If your processing is file-agnostic, and doesn't require random access, you want to create a pipeline using the options outlined above. Your processing step should accept data from stdin, or a pipe.

To answer your more specific questions:

A: Can read() type file i/o be further optimized beyond the posix_advise calls on Linux, or having tuned the disk scheduler, VMM and posix_advise calls is that as good as we can expect?

That's as good as it gets with regard to telling the kernel what to do from userspace. The rest is up to you: buffering, threading etc. but it's dangerous and probably unproductive guess work. I'd just go with splicing the files into a pipe.

B: Are there systematic ways for mmap to better deal with very large mapped data?

Yes. The following options may give you awesome performance benefits (and may make mmap worth using over read, with testing):

• MAP_HUGETLB Allocate the mapping using "huge pages."

  This will reduce the paging overhead in the kernel, which is great if you will be mapping gigabyte sized files.

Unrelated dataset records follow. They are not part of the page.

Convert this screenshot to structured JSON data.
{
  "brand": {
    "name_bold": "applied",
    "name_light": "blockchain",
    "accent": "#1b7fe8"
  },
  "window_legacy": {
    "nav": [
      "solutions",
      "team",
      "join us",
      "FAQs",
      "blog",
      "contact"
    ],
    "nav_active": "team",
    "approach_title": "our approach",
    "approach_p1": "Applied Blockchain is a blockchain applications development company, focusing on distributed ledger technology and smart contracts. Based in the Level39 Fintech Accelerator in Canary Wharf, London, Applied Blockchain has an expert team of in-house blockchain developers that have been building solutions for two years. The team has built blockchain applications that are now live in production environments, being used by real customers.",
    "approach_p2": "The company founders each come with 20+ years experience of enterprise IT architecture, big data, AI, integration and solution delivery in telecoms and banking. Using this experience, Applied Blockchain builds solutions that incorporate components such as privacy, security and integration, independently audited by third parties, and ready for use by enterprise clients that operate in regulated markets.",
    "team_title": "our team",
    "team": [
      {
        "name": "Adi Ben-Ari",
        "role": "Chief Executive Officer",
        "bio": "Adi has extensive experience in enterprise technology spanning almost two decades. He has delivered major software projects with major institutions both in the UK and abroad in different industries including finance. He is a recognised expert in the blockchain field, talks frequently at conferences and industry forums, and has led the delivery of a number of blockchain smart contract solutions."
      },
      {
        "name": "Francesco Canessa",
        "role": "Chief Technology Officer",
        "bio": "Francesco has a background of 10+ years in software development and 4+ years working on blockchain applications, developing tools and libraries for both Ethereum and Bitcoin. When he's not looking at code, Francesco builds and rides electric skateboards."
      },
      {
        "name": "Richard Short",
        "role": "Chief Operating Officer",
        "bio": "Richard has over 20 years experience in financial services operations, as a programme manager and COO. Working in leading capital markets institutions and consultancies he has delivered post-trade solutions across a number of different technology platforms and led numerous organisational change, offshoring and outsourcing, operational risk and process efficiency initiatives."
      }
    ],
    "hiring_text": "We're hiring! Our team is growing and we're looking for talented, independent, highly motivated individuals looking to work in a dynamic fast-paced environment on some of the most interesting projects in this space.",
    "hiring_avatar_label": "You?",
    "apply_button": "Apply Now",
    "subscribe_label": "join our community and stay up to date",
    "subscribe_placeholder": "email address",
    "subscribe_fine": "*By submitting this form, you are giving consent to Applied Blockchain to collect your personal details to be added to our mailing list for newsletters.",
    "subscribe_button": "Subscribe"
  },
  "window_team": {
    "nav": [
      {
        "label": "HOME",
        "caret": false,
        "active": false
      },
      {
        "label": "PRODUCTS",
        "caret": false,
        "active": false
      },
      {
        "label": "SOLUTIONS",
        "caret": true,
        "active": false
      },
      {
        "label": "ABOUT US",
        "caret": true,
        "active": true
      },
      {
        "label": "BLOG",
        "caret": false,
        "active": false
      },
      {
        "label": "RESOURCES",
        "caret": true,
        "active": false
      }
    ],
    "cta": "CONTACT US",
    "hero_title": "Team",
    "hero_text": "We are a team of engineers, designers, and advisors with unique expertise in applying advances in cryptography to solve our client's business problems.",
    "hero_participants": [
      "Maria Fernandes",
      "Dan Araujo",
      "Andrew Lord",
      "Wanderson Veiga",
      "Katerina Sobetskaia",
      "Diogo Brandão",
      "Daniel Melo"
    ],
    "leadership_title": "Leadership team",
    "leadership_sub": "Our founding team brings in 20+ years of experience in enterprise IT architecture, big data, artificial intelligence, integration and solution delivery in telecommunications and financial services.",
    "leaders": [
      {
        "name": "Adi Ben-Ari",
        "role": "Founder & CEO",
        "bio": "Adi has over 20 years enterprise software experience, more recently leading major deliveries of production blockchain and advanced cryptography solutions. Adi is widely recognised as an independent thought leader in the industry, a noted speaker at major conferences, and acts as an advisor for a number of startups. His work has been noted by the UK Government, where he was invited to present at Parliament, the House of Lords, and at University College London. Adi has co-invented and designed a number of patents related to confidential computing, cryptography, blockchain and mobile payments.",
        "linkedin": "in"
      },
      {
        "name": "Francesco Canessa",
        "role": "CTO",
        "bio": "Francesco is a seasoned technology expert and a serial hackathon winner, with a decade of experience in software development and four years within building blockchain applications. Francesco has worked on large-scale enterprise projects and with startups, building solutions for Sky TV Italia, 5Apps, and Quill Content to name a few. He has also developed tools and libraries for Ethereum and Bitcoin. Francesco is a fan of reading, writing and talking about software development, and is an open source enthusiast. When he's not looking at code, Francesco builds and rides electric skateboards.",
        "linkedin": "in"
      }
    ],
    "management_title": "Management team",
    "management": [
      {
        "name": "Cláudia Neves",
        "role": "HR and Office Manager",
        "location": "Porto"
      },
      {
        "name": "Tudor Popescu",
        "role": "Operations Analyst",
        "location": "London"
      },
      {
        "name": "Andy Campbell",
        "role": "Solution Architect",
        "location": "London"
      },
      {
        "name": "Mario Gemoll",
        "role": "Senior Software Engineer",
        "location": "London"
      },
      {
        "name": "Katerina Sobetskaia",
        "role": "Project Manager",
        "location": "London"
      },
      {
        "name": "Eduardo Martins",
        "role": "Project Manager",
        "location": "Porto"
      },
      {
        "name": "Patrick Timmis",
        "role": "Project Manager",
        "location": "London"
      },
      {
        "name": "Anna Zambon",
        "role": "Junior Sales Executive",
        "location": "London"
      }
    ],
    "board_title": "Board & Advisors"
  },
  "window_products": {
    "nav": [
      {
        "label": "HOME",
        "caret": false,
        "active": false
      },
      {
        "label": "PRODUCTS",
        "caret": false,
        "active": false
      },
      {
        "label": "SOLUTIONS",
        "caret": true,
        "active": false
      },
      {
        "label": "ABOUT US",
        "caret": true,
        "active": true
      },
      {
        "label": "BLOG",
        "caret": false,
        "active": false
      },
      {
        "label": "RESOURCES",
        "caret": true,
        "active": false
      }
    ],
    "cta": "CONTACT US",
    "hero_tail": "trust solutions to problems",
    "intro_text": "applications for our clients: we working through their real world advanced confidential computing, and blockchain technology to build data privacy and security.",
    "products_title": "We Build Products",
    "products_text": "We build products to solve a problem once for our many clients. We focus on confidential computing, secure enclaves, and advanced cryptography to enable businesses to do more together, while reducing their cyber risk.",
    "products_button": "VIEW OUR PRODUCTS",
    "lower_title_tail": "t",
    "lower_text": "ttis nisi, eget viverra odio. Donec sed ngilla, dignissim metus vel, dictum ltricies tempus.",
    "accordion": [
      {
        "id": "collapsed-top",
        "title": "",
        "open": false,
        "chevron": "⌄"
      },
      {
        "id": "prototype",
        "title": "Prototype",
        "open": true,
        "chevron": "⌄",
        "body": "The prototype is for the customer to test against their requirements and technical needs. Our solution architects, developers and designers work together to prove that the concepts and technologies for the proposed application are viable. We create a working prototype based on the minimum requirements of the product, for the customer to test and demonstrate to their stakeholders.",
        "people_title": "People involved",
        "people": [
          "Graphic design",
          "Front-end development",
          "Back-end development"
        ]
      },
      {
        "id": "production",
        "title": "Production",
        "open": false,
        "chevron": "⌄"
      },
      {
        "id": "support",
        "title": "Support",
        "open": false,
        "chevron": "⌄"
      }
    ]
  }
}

• MAP_NORESERVE Do not reserve swap space for this mapping. When swap space is reserved, one has the guarantee that it is possible to modify the mapping. When swap space is not reserved one might get SIGSEGV upon a write if no physical memory is available.

  This will prevent you running out of memory while keeping your implementation simple if you don't actually have enough physical memory + swap for the entire mapping.**

• MAP_POPULATE Populate (prefault) page tables for a mapping. For a file mapping, this causes read-ahead on the file. Later accesses to the mapping will not be blocked by page faults.

  This may give you speed-ups with sufficient hardware resources, and if the prefetching is ordered, and lazy. I suspect this flag is redundant, the VFS likely does this better by default.